Lo único que tenían que hacer desde la Ofiju, era resguardar al jurado y controlar el acceso a dos puertas, pero no lo lograron. Una amenaza escrita en un baño al que acceden unos poco, devino en un derrotero donde el temor ganó la pulseada y el 21 de septiembre en vez de tener un veredicto, se terminó anulando todo el debate.
A la vista quedó lo obvio. La Justicia, es sabido, pero nadie quiere decirlo, no puede garantizar la protección de nadie.
¿Tremendista? No, para nada. Realista.
No son pocas las veces donde los testigos de distintas causa son amenazados y se solicita la extensión de las medidas cautelares para tratar de llegar a juicio con dicha declaración. Incluso, a veces arranca el juicio y el testigo ya no está en la provincia. Eso sucede porque no es difícil saber quién es testigo en Neuquén.
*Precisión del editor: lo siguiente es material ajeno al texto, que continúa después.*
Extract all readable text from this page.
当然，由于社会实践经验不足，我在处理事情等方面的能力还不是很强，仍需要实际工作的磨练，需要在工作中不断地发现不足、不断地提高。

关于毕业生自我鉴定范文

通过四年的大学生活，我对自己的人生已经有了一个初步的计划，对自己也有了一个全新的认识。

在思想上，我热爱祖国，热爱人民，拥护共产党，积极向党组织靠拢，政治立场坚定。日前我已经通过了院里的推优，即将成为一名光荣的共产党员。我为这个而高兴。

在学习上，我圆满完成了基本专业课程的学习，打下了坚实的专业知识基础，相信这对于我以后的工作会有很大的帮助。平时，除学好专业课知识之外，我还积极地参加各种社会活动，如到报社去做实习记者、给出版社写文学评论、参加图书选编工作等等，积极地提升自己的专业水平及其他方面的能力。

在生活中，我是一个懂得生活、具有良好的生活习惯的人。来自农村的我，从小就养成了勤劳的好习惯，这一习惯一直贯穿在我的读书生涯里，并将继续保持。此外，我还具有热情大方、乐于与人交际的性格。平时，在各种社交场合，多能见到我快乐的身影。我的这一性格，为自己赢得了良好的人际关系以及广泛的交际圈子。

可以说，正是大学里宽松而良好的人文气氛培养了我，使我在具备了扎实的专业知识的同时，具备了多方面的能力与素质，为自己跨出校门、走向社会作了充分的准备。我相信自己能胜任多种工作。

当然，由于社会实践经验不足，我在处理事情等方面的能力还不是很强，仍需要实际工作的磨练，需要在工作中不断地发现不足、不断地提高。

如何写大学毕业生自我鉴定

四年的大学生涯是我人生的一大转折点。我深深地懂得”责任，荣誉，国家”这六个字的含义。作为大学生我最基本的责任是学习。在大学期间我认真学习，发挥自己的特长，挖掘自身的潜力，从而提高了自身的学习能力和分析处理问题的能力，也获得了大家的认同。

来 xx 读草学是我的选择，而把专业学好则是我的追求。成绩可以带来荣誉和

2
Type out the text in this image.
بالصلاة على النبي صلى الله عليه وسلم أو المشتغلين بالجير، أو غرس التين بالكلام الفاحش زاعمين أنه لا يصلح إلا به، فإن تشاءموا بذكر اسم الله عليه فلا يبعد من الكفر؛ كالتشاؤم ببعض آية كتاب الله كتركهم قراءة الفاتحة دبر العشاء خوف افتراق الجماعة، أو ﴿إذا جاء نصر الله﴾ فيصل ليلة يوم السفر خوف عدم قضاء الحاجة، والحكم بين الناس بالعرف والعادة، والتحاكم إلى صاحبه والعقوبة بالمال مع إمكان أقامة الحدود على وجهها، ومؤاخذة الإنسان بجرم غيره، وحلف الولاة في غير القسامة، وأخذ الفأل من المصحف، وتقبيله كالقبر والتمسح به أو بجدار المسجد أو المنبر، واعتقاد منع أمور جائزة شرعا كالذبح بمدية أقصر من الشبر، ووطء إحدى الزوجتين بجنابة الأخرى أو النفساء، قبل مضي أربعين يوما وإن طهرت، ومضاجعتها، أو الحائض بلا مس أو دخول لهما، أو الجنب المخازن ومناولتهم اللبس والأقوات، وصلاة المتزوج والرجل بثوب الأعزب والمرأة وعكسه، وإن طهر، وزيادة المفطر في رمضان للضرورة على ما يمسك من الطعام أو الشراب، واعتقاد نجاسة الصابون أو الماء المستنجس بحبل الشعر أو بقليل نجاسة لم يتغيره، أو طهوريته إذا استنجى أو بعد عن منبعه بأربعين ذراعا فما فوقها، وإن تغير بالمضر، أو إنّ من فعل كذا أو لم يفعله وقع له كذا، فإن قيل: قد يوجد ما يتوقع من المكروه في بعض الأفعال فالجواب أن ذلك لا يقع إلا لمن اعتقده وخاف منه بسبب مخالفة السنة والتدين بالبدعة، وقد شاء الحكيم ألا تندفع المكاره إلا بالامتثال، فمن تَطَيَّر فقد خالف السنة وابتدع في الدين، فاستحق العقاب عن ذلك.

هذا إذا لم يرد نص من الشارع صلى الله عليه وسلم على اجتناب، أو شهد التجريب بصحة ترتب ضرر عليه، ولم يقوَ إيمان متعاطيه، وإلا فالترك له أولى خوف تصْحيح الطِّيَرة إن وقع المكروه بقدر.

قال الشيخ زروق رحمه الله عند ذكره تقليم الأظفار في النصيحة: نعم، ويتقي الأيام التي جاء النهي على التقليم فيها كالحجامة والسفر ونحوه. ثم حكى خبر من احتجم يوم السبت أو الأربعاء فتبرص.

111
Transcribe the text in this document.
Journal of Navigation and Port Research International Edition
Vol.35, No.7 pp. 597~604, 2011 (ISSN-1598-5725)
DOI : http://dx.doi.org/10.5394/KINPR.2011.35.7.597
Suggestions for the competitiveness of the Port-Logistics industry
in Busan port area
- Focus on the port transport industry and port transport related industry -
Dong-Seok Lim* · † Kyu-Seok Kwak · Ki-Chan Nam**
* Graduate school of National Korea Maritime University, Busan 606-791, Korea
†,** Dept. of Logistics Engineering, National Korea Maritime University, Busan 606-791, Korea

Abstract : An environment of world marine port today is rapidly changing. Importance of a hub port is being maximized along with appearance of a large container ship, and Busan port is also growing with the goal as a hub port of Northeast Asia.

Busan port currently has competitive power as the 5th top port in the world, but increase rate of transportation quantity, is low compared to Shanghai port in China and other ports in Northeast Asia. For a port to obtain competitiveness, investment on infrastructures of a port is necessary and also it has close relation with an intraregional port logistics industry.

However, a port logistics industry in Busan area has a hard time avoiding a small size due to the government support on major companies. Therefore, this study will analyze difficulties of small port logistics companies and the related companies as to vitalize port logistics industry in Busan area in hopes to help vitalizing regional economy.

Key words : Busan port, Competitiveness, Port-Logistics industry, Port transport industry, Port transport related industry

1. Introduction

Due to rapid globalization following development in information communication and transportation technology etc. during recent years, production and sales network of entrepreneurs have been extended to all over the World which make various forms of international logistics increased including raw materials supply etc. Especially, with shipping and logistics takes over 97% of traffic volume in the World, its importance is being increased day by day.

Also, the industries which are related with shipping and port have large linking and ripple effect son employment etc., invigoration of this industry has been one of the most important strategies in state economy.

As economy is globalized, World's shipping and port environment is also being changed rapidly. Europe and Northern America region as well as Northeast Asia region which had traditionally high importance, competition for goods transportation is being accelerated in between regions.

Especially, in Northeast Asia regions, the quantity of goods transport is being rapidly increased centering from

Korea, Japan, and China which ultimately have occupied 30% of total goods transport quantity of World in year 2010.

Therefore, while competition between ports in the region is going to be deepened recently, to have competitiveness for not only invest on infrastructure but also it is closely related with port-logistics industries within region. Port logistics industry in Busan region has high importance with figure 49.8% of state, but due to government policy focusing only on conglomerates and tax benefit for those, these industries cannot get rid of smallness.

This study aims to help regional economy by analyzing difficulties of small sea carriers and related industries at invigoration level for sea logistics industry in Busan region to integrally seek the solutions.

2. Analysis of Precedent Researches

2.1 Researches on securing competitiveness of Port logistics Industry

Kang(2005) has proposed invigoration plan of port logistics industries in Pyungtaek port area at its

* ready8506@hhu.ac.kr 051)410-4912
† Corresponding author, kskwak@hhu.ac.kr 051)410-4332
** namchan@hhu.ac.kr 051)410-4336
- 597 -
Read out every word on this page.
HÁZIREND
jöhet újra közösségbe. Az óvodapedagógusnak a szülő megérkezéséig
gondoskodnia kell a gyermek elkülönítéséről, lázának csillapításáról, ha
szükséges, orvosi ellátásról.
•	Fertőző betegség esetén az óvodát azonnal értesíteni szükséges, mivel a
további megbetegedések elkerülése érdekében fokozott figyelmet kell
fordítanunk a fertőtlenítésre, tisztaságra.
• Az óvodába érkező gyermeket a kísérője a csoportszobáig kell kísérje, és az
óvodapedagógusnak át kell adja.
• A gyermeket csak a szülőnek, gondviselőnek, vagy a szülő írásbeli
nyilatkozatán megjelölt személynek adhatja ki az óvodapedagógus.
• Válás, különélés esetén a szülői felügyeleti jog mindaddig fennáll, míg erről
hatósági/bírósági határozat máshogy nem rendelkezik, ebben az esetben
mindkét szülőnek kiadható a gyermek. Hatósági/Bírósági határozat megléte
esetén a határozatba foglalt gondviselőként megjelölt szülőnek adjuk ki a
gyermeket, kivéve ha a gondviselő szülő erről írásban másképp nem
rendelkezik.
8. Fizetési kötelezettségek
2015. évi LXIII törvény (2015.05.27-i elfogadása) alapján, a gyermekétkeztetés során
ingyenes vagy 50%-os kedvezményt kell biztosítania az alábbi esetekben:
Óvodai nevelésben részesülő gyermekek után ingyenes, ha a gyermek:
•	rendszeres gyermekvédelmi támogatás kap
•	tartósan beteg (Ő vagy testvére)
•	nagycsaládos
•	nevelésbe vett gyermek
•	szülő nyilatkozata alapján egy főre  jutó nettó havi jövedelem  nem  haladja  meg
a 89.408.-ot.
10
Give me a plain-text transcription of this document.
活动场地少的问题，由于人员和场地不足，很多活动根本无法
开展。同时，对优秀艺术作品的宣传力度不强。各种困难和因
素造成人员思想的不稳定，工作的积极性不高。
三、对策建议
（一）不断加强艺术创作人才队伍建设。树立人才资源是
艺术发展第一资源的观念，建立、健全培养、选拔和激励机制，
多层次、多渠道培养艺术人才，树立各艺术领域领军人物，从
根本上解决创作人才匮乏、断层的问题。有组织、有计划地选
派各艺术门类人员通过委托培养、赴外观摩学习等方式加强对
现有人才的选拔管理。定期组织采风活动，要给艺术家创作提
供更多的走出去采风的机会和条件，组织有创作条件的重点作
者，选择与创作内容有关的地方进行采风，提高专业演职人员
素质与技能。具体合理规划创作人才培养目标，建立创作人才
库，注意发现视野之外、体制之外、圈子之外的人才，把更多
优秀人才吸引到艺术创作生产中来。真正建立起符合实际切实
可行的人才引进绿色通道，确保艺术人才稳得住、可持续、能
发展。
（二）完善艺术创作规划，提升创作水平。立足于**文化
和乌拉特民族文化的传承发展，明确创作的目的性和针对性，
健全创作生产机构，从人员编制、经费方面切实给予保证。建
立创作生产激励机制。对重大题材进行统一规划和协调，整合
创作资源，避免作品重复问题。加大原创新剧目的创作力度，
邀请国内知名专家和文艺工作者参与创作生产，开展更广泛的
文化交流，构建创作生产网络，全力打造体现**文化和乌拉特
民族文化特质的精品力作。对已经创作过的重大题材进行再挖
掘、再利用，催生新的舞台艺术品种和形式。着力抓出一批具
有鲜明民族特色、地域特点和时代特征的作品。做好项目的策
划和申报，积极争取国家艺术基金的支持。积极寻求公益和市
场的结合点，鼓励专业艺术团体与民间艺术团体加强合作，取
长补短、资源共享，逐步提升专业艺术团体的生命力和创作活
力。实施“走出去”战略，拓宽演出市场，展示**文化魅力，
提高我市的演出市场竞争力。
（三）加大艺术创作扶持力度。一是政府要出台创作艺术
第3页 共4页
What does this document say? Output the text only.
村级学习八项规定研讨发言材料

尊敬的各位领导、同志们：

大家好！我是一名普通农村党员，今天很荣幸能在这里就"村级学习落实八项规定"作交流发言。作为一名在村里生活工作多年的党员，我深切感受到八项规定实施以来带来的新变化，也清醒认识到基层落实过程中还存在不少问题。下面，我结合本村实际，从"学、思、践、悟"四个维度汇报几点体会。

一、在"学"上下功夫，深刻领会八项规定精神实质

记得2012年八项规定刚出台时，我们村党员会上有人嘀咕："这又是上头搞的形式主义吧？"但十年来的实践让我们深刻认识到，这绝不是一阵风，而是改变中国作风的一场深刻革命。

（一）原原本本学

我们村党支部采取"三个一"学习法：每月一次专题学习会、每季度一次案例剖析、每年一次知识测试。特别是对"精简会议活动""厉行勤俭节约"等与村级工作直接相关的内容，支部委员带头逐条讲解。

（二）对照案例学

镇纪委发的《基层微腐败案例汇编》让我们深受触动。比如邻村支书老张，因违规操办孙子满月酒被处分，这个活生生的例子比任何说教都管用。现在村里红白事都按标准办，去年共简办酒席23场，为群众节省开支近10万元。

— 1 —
Ahora, infundir temor en un jurado popular, ya es otro tema, pero hay que analizarlo. El crimen de Gisfman no deja de ser terrible y quienes llegan acusados unos salvajes, pero no son la mafia siciliana. Son todos delincuentes de poca monta a los que les agrandan la imagen como si fueran capos de algún cartel.
Si la Justicia neuquina no puede resolver un juicio de esta envergadura, muchachos, levanten todo que nos vamos.